Interior Announces Plan to Implement Historic Wildland Fire Management Funding from the Bipartisan Infrastructure Law

02/16/2022
Last edited 02/16/2022
Contact Information

Date: Wednesday, February 16, 2022
Contact: OWF_media@ios.doi.gov

WASHINGTON — The Department of the Interior’s Office of Wildland Fire today announced initial plans for investing nearly $1.5 billion from the Bipartisan Infrastructure Law to increase the resilience of communities and lands facing the threat of wildland fires and to better support federal wildland firefighters. Over the next five years, this historic investment provides an average increase of 29 percent over 2021 funding for the Department’s wildland fire management.

Congress provided these funds over a period of five years, beginning in 2022. The investment supports the Department’s wildland fire management to address forest and rangeland restoration, hazardous fuels management, fire-related research and science, wildfire early detection technology, post-wildfire restoration activities, and by investing in federal wildland firefighters. The U.S. Department of Agriculture's Forest Service also received funding to coordinate efforts across the interagency wildland fire management community.  

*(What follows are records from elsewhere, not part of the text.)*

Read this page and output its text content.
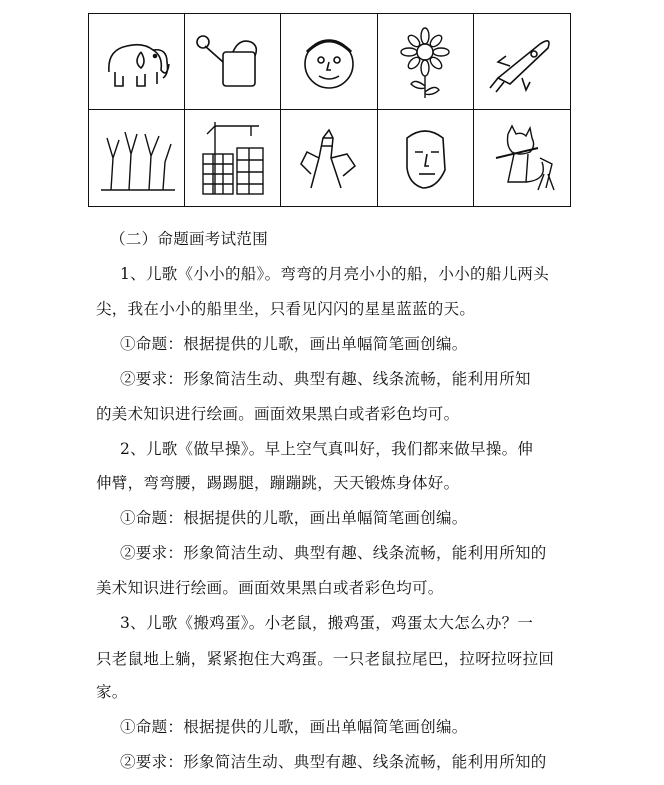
（二）命题画考试范围
1、儿歌《小小的船》。弯弯的月亮小小的船，小小的船儿两头
尖，我在小小的船里坐，只看见闪闪的星星蓝蓝的天。
①命题：根据提供的儿歌，画出单幅简笔画创编。
②要求：形象简洁生动、典型有趣、线条流畅，能利用所知
的美术知识进行绘画。画面效果黑白或者彩色均可。
2、儿歌《做早操》。早上空气真叫好，我们都来做早操。伸
伸臂，弯弯腰，踢踢腿，蹦蹦跳，天天锻炼身体好。
①命题：根据提供的儿歌，画出单幅简笔画创编。
②要求：形象简洁生动、典型有趣、线条流畅，能利用所知的
美术知识进行绘画。画面效果黑白或者彩色均可。
3、儿歌《搬鸡蛋》。小老鼠，搬鸡蛋，鸡蛋太大怎么办？一
只老鼠地上躺，紧紧抱住大鸡蛋。一只老鼠拉尾巴，拉呀拉呀拉回
家。
①命题：根据提供的儿歌，画出单幅简笔画创编。
②要求：形象简洁生动、典型有趣、线条流畅，能利用所知的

“The Bipartisan Infrastructure Law’s wildland fire investments reflect more than just funding increases,” said Jeff Rupert, Director of the Office of Wildland Fire. “This new law is the start of a more strategic approach to wildland fire management that includes greater consideration of wildland firefighters and a longer-term view of preparing for fires, reducing fire risk across boundaries, and working with partners to increase resiliency in lands and communities dealing with fire.”

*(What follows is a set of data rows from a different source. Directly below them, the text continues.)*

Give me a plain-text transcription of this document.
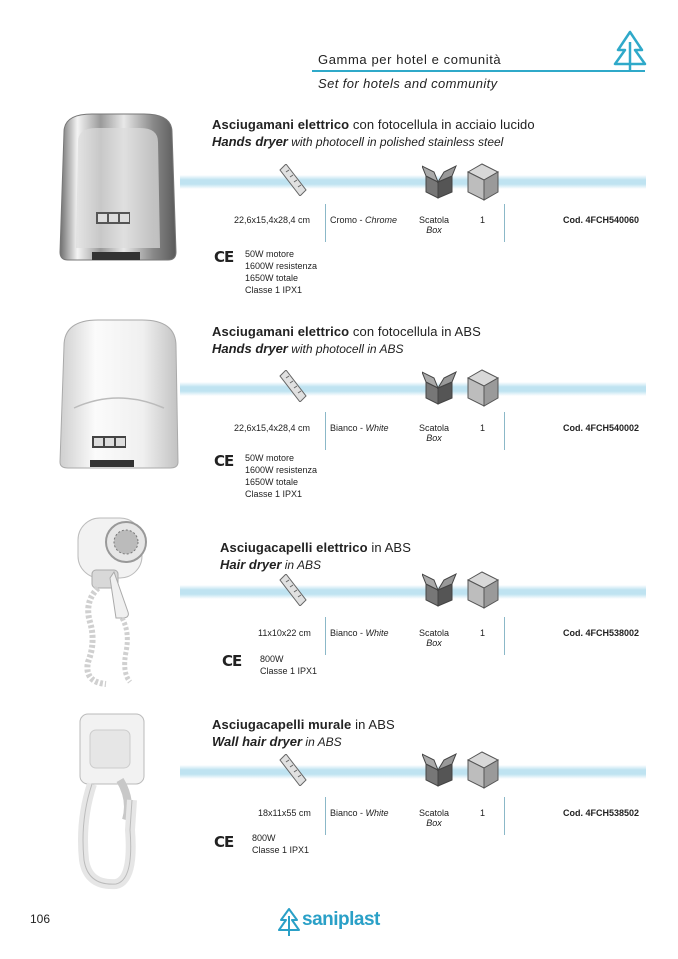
Gamma per hotel e comunità
Set for hotels and community
Asciugamani elettrico con fotocellula in acciaio lucido
Hands dryer with photocell in polished stainless steel
22,6x15,4x28,4 cm Cromo - Chrome	Scatola
Box
1	Cod. 4FCH540060
CE 50W motore
1600W resistenza
1650W totale
Classe 1 IPX1
Asciugamani elettrico con fotocellula in ABS
Hands dryer with photocell in ABS
22,6x15,4x28,4 cm Bianco - White	Scatola
Box
1	Cod. 4FCH540002
CE 50W motore
1600W resistenza
1650W totale
Classe 1 IPX1
Asciugacapelli elettrico in ABS
Hair dryer in ABS
11x10x22 cm Bianco - White	Scatola
Box
1	Cod. 4FCH538002
CE 800W
Classe 1 IPX1
Asciugacapelli murale in ABS
Wall hair dryer in ABS
18x11x55 cm Bianco - White	Scatola
Box
1	Cod. 4FCH538502
CE 800W
Classe 1 IPX1
106	saniplast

The Department’s initial plan for the Bipartisan Infrastructure Law includes investments in the wildland fire management programs at the Bureau of Indian Affairs, Bureau of Land Management, National Park Service, and U.S. Fish and Wildlife Service. Guided by the law, the plan provides $407.6 million in the first year and $262.6 million each of the following four years, an increase over the 2021 funding level of more than 40 percent in the first year and more than 25 percent the following four years.

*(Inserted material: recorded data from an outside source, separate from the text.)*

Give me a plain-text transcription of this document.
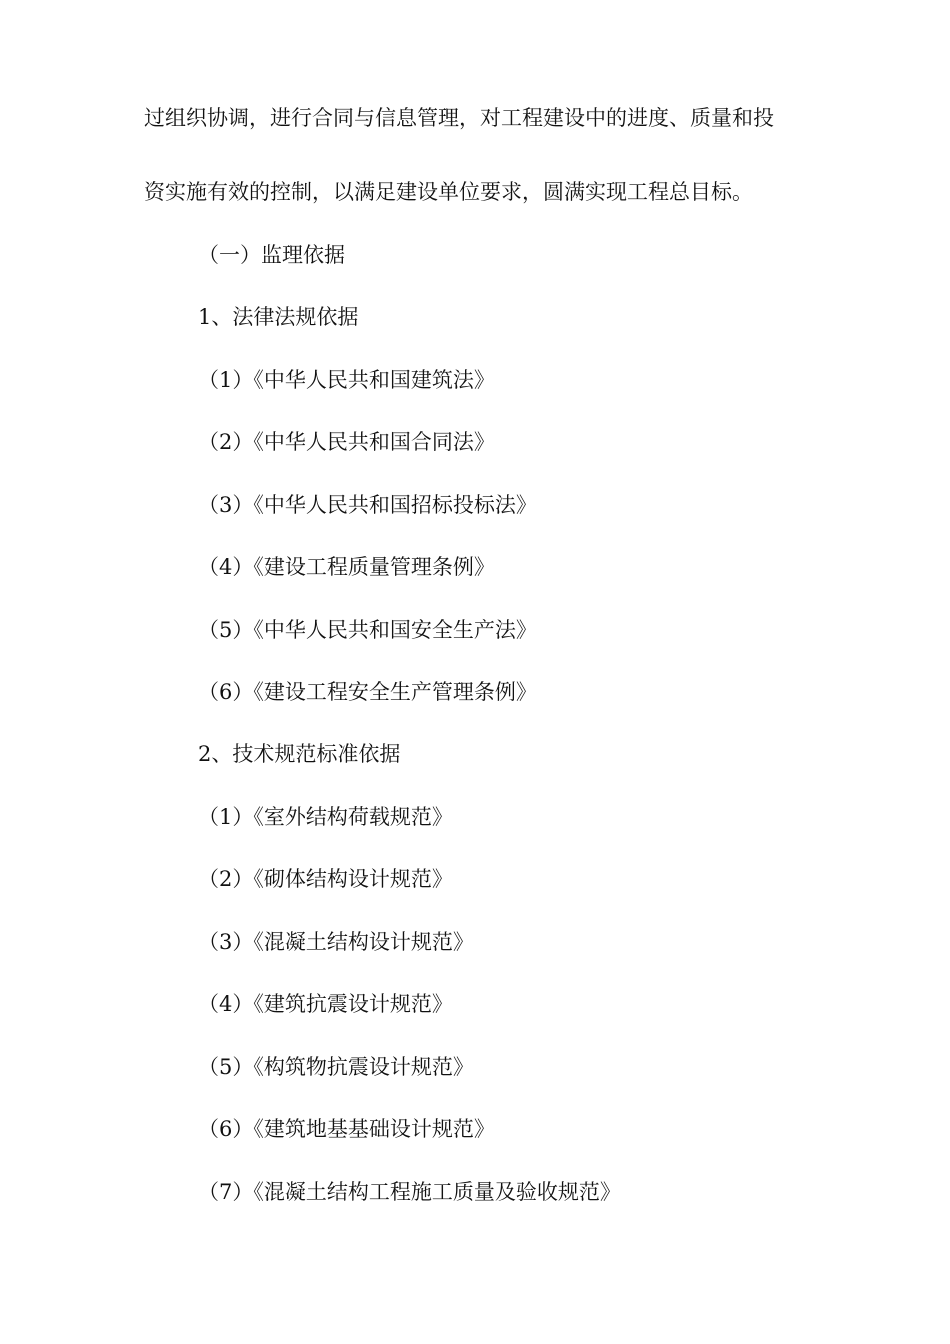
过组织协调，进行合同与信息管理，对工程建设中的进度、质量和投
资实施有效的控制，以满足建设单位要求，圆满实现工程总目标。
（一）监理依据
1、法律法规依据
（1）《中华人民共和国建筑法》
（2）《中华人民共和国合同法》
（3）《中华人民共和国招标投标法》
（4）《建设工程质量管理条例》
（5）《中华人民共和国安全生产法》
（6）《建设工程安全生产管理条例》
2、技术规范标准依据
（1）《室外结构荷载规范》
（2）《砌体结构设计规范》
（3）《混凝土结构设计规范》
（4）《建筑抗震设计规范》
（5）《构筑物抗震设计规范》
（6）《建筑地基基础设计规范》
（7）《混凝土结构工程施工质量及验收规范》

Specific funding under the law is directed toward preparedness, fuels management, post-fire restoration, and fire science.

Preparing for wildland fire involves hiring and training firefighters, purchasing and maintaining equipment, and improving fire detection methods. The law also improves pay in areas of the nation where it has been difficult to recruit and retain wildland firefighters, establishes an employment series that recognizes wildland firefighting as a federal career, and develops programs that support firefighter mental health and wellbeing.

Fuels management funding protects communities and landscapes by removing vegetation before it can burn in a wildfire using methods from cutting and removing to prescribed fire. The law calls for fuel treatments to reduce the risk of fire on millions of acres near the wildland urban interface and drinking water sources.

Additional funds provide for rehabilitating lands that have been impacted by wildfires and supporting the Joint Fire Science Program, a collaboration with the Forest Service to better understand the impacts of fire and the needs of communities preparing for fires.